A and B are two alloys of copper and tin prepared by mixing the respective metals in the ratio of 5:3 and 5:11 respectively. If the alloys A and B are mixed to form a third alloy C with an equal proportional of copper and tin, what is ther ratio of alloys A and B in the new alloy C?

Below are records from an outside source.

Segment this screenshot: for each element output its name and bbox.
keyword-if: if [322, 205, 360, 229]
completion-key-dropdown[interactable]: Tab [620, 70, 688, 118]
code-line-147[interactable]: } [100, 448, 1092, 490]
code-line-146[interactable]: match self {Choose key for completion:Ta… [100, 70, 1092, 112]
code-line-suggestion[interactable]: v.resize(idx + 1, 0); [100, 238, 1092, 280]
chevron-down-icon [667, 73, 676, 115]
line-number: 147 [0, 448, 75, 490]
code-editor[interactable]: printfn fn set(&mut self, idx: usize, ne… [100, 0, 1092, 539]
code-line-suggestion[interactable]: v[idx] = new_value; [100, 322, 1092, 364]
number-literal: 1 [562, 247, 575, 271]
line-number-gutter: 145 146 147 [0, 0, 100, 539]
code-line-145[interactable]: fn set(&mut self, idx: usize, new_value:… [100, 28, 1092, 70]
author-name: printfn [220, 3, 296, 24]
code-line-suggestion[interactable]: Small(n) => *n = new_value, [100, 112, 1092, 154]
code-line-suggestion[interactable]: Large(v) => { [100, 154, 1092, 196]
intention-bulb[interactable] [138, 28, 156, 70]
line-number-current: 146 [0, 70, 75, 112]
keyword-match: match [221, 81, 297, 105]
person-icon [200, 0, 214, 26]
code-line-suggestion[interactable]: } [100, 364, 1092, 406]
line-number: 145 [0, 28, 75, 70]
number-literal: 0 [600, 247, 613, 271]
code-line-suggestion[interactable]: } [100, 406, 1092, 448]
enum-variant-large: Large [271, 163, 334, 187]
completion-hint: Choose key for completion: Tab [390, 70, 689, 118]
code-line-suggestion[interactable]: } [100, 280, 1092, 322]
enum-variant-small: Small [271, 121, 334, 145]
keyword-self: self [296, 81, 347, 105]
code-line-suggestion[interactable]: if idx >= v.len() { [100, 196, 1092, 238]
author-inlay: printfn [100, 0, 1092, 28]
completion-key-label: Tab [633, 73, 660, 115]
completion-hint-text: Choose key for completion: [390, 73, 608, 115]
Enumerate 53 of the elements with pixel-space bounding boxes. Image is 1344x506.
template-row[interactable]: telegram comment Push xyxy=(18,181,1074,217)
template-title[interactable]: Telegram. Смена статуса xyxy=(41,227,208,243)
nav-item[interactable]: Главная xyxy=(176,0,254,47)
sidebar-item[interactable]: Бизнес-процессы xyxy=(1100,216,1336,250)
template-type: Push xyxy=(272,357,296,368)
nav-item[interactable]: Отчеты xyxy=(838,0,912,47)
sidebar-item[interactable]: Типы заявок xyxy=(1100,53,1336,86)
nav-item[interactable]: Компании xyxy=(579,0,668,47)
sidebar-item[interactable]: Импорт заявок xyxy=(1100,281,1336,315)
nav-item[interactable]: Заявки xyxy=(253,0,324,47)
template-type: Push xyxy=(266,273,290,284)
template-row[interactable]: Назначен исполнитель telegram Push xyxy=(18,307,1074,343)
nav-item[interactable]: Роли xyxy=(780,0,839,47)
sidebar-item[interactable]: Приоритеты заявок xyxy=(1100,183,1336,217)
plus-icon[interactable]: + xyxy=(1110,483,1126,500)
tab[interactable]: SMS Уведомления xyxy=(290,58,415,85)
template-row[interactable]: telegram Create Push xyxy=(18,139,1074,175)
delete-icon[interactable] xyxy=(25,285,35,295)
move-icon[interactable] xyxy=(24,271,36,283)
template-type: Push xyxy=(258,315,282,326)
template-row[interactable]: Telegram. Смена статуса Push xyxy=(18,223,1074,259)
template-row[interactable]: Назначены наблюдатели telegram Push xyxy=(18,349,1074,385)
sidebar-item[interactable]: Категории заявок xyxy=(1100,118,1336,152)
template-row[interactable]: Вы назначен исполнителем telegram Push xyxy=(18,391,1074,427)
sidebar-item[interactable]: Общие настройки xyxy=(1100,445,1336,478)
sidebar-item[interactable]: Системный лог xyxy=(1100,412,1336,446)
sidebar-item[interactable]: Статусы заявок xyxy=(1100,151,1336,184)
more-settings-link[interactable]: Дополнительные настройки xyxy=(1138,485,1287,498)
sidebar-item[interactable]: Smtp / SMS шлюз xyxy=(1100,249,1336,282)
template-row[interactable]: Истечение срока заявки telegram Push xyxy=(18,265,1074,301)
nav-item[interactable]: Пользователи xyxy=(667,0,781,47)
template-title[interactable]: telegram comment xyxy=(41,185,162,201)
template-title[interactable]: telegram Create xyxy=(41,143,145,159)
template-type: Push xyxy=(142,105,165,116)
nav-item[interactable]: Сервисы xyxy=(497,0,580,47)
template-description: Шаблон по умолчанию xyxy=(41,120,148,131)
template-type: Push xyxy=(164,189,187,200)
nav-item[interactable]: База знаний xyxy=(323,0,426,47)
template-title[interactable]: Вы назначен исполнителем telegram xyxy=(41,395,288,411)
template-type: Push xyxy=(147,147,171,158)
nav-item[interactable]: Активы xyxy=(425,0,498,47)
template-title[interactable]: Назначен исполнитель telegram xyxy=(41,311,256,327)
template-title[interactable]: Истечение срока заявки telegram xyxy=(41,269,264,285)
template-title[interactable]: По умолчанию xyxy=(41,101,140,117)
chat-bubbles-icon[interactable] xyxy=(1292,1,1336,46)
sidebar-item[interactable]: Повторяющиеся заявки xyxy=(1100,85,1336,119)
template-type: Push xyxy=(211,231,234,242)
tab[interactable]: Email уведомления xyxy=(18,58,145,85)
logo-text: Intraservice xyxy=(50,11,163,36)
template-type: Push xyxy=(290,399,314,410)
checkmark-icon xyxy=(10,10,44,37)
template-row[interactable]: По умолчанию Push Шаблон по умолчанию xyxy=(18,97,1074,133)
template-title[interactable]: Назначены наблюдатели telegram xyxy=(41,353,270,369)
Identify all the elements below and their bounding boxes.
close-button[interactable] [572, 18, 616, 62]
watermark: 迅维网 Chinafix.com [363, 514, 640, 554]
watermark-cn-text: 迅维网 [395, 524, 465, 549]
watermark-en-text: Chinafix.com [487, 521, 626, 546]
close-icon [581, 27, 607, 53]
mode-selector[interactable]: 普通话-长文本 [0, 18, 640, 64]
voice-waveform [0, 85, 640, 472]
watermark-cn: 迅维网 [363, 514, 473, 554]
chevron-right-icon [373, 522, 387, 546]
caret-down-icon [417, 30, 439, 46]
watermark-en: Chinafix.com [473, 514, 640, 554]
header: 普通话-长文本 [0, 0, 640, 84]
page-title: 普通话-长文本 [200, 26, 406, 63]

To solve the problem step by step, we need to find the ratio of alloys A and B that can be mixed to form alloy C, which has equal proportions of copper and tin. ### Step 1: Understand the Ratios of Alloys A and B - Alloy A is made of copper and tin in the ratio of 5:3. - Alloy B is made of copper and tin in the ratio of 5:11. ### Step 2: Calculate the Fraction of Copper in Each Alloy For Alloy A: - Total parts = 5 (copper) + 3 (tin) = 8 - Fraction of copper in Alloy A = \( \frac{5}{8} \) For Alloy B: - Total parts = 5 (copper) + 11 (tin) = 16 - Fraction of copper in Alloy B = \( \frac{5}{16} \) ### Step 3: Calculate the Fraction of Copper in Alloy C Alloy C has equal proportions of copper and tin, which means: - Fraction of copper in Alloy C = \( \frac{1}{2} \) ### Step 4: Set Up the Allegation Method We will use the allegation method to find the ratio of alloys A and B. - The fraction of copper in Alloy A = \( \frac{5}{8} \) - The fraction of copper in Alloy B = \( \frac{5}{16} \) - The fraction of copper in Alloy C = \( \frac{1}{2} \) ### Step 5: Calculate the Differences for Allegation 1. Calculate \( \frac{1}{2} - \frac{5}{16} \): - Convert \( \frac{1}{2} \) to a fraction with a denominator of 16: \( \frac{1}{2} = \frac{8}{16} \) - So, \( \frac{1}{2} - \frac{5}{16} = \frac{8}{16} - \frac{5}{16} = \frac{3}{16} \) 2. Calculate \( \frac{5}{8} - \frac{1}{2} \): - Convert \( \frac{1}{2} \) to a fraction with a denominator of 8: \( \frac{1}{2} = \frac{4}{8} \) - So, \( \frac{5}{8} - \frac{1}{2} = \frac{5}{8} - \frac{4}{8} = \frac{1}{8} \) ### Step 6: Set Up the Ratio Now we can set up the ratio of alloys A to B: - The ratio is given by the differences calculated: - Ratio of A to B = \( \frac{3/16}{1/8} \) ### Step 7: Simplify the Ratio To simplify \( \frac{3/16}{1/8} \): - Multiply by the reciprocal: \( \frac{3}{16} \times \frac{8}{1} = \frac{3 \times 8}{16} = \frac{24}{16} = \frac{3}{2} \) ### Final Ratio Thus, the ratio of alloys A to B in the new alloy C is: - **Ratio of A to B = 3:2**